Michael: Oh, they’ll find you.

Victoria: I tweet way too much.

[Everyone laughs]

Michael: I’m sure they’re very entertaining tweets, though.

Victoria: [laughs] I try.

Michael: Well, and congratulations, Victoria, on all of the accomplishments you’ve had.

Victoria: Thank you.

Michael: Congratulations on the new book, Red Queen. Like I said, the thing about the blood stuff, perfect for Harry Potter.

[Michael and Victoria laugh]

Victoria: It’s also that if a new Harry Potter book comes out, I can be first in line.

[Michael and Terrance laugh]

Michael: Well, and before we go, too, Victoria, I do like to ask all the writers who come how Rowling has perhaps influenced your work, and I’ve had responses from her worldbuilding to her characters to her incredible ways to weave a plot far in advance, and I was just curious as to how that informed your first novel and your trilogy that you’re working on.

Victoria: Definitely everything you just mentioned. She’s sort of the be-all [and] end-all when it comes to the plan pay-off, and I am currently drafting my third book in a series, and I am using her graph technique of this is what this character is doing at this point in time that really – at least – showed me how to write a book properly. But having grown up with Harry Potter, it’s really hard not to be inspired by every facet of it when you’re writing your own stuff.

Michael: Yeah, absolutely. Makes sense.
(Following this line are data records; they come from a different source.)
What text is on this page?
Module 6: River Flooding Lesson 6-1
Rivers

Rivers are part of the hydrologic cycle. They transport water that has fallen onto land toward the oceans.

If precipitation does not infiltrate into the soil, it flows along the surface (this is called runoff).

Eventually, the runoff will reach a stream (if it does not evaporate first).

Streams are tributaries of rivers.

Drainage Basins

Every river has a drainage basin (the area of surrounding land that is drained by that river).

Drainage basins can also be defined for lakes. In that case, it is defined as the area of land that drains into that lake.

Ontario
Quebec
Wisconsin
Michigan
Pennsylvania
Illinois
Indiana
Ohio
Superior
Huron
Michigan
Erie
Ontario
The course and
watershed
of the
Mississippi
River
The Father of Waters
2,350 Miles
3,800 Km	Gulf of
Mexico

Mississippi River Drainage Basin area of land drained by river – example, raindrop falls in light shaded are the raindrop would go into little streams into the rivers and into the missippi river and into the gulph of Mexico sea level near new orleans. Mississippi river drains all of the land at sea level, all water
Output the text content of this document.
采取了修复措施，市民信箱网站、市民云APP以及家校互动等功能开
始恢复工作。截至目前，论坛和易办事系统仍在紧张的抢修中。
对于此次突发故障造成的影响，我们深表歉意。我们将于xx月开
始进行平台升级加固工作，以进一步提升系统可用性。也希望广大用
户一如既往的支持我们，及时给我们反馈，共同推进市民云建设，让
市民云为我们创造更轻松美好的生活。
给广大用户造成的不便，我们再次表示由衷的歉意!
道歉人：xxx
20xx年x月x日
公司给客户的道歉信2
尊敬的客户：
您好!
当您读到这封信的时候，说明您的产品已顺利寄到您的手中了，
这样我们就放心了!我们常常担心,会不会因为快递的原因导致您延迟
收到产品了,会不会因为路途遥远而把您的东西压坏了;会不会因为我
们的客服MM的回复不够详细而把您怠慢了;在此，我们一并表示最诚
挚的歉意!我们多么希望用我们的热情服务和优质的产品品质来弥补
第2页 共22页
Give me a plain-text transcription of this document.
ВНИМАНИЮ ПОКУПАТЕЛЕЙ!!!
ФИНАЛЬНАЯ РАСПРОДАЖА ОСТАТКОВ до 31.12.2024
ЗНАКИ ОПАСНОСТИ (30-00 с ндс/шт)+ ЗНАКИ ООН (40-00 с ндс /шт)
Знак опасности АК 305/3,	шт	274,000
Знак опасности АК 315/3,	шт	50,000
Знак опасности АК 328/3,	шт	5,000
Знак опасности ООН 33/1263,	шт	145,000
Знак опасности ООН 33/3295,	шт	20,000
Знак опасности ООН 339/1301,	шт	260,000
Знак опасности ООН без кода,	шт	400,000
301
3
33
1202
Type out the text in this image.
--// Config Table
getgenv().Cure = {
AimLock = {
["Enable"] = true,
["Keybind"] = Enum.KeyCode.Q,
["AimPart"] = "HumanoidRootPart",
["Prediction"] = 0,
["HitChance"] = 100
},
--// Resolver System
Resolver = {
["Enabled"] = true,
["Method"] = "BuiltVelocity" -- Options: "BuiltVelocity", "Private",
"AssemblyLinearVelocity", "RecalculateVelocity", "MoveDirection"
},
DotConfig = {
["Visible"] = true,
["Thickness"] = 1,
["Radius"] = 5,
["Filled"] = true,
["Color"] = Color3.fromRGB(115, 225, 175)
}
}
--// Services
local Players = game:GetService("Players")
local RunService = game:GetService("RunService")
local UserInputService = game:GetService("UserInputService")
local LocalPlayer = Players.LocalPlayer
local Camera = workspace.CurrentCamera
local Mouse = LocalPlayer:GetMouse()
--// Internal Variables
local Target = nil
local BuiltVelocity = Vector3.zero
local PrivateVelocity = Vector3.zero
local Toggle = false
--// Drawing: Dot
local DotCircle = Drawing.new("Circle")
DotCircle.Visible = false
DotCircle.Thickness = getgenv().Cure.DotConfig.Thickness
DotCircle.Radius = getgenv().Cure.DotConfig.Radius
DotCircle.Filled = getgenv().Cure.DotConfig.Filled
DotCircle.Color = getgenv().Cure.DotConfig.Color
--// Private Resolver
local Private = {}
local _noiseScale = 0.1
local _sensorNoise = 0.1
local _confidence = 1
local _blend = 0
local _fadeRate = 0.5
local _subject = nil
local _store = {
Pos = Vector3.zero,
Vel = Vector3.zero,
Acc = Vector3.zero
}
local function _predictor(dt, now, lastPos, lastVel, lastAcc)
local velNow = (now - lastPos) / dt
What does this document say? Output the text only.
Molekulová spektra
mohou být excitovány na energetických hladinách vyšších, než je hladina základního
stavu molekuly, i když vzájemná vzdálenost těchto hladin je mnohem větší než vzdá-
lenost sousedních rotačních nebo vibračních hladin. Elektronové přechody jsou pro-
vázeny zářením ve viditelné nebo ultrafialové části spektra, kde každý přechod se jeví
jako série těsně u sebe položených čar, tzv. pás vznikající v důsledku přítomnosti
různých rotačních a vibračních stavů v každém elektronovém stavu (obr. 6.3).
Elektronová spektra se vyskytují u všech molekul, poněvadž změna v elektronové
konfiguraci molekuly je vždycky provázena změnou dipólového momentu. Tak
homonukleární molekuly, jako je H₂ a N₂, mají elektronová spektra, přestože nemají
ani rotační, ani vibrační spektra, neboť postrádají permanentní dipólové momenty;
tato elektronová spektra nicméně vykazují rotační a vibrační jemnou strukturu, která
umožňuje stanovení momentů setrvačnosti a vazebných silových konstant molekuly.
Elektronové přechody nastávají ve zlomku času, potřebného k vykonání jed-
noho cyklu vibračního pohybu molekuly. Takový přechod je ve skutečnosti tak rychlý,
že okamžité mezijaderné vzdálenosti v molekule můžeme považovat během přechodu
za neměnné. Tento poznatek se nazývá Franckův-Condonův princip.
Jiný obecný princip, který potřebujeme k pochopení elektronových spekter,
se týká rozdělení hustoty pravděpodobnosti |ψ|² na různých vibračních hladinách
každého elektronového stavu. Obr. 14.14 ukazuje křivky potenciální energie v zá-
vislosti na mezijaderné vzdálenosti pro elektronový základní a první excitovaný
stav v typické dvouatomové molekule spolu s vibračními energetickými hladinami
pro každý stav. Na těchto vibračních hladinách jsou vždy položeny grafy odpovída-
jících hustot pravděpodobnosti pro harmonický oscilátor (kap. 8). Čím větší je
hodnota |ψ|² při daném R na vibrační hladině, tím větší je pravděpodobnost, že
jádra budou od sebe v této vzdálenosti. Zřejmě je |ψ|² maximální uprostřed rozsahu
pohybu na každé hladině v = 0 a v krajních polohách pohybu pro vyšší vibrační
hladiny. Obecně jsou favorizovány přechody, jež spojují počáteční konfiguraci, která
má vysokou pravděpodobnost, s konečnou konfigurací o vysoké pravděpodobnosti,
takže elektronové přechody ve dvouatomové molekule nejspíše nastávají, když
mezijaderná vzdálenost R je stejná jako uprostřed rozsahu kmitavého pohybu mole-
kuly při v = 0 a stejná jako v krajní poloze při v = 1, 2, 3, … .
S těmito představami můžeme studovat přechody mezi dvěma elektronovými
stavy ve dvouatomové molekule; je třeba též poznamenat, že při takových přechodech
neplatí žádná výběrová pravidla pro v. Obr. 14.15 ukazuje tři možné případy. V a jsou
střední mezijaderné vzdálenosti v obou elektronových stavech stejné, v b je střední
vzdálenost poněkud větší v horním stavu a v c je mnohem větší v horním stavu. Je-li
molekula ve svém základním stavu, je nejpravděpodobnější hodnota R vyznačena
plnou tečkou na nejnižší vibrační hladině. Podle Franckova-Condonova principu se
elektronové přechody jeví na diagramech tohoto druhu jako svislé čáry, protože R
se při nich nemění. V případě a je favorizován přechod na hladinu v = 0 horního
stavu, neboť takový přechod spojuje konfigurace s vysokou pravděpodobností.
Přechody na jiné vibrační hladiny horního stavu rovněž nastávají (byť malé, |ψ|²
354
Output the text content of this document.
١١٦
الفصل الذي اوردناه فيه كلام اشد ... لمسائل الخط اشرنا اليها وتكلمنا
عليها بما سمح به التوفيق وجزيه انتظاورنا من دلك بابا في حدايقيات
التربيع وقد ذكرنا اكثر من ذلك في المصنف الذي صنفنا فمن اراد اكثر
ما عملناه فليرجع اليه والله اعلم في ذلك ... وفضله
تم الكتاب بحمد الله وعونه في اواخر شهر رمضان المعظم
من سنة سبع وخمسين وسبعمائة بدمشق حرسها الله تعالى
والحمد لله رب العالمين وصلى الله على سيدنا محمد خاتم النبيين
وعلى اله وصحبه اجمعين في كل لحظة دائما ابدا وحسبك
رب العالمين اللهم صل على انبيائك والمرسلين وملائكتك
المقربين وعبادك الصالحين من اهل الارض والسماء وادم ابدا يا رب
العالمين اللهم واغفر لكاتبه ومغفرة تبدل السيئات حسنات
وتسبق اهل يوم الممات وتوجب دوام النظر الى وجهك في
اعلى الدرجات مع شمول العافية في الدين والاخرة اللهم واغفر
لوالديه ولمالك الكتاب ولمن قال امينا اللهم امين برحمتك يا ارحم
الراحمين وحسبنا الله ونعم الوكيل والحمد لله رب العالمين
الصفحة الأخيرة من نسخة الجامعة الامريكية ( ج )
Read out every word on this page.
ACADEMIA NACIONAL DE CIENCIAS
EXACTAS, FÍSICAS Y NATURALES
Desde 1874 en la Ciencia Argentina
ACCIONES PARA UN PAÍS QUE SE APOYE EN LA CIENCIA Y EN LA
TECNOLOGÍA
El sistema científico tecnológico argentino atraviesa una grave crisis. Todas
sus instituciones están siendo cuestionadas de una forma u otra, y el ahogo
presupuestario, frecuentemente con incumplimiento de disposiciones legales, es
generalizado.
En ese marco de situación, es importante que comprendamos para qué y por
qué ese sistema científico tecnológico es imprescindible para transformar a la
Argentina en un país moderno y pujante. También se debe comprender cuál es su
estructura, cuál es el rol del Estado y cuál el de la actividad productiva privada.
But congratulations once again.

Victoria: Thank you.

Michael: And again, thank you for being such a great guest, and if you, listeners, would like to be on the show just like Victoria, then write a book.

[Everyone laughs]

Victoria: That’s all it takes, you guys.

Michael: But if you would like to be on the show, perhaps not exactly like Victoria, there is still an opportunity to do that without writing a book. You can check out the “Be on the Show” page at alohomora.mugglenet.com. If you have a set of headphones and a microphone and a recording program such as Audacity or GarageBand or anything like that, you’re all set. We don’t really need any fancy equipment. We just want to make sure we can hear you when you’re talking to us. And while you are on the Alohomora! main site, make sure [to] download a ringtone while you are there because they’re free and you can jam out to our theme song when you get a phone call or a text.

Alison: And if you just want to keep in contact with us, we are on Twitter at @AlohomoraMN, on Facebook at facebook.com/openthedumbledore, [and] on Tumblr at mnalohomorapodcast. You can call us at 206-GO ALBUS (206-462-5287) or leave us an audioBoom on alohomora.mugglenet.com. It’s free. You just need a microphone. But keep them under 60 seconds so that we can play them on the show.

Terrance: And also over at alohomora.mugglenet.com, at the top menu you can click “Store,” and we have House shirts, “Desk!Pig,” “Mandrake Liberation Front,” “Minerva Is My Homegirl,” and so many more hoodies, tote bags, whatever your heart desires. And who doesn’t like saving a bit of money? Enter the coupon code “loveforall” January 29 through February 22 and save a little bit of money there. Free standard shipping in the United States.

Michael: We must have gotten that coupon code from Dumbledore.

[Everyone laughs]

Michael: Love for all. And of course, we also have our Alohomora! smartphone app, which I can’t use because my phone is not capable of such things. But most everybody else [i]n the world can! And fittingly, it is available “on this side of the pond and the other,” as Eric loves to say. Prices vary depending on your location. That app includes transcripts, bloopers, alternate endings, host vlogs, and more. I believe the Alohomora! crew who is at Universal Studios is drumming something up for you guys for this app content this week. But for now, we’re going to head into the Burrow because it’s dinner time and we’re hungry.

[Victoria laughs]

Michael: So we’re heading out, but thank you for listening. I’m Michael Harle.

[Show music begins]

Terrance: I’m Terrance Pinkston.

Alison: And I’m Alison Siggard. Thank you for listening to Episode 122 of Alohomora!

Michael: [as Slughorn] Open the Dumbledore, my boy!

[Show music continues]

Alison: We are reading… [stumbles over words] Can I redo that? Sorry.

[Everyone laughs]

Michael: It sounds great. [imitates Alison’s stumbling]

[Everyone laughs]

Victoria: I don’t remember that chapter.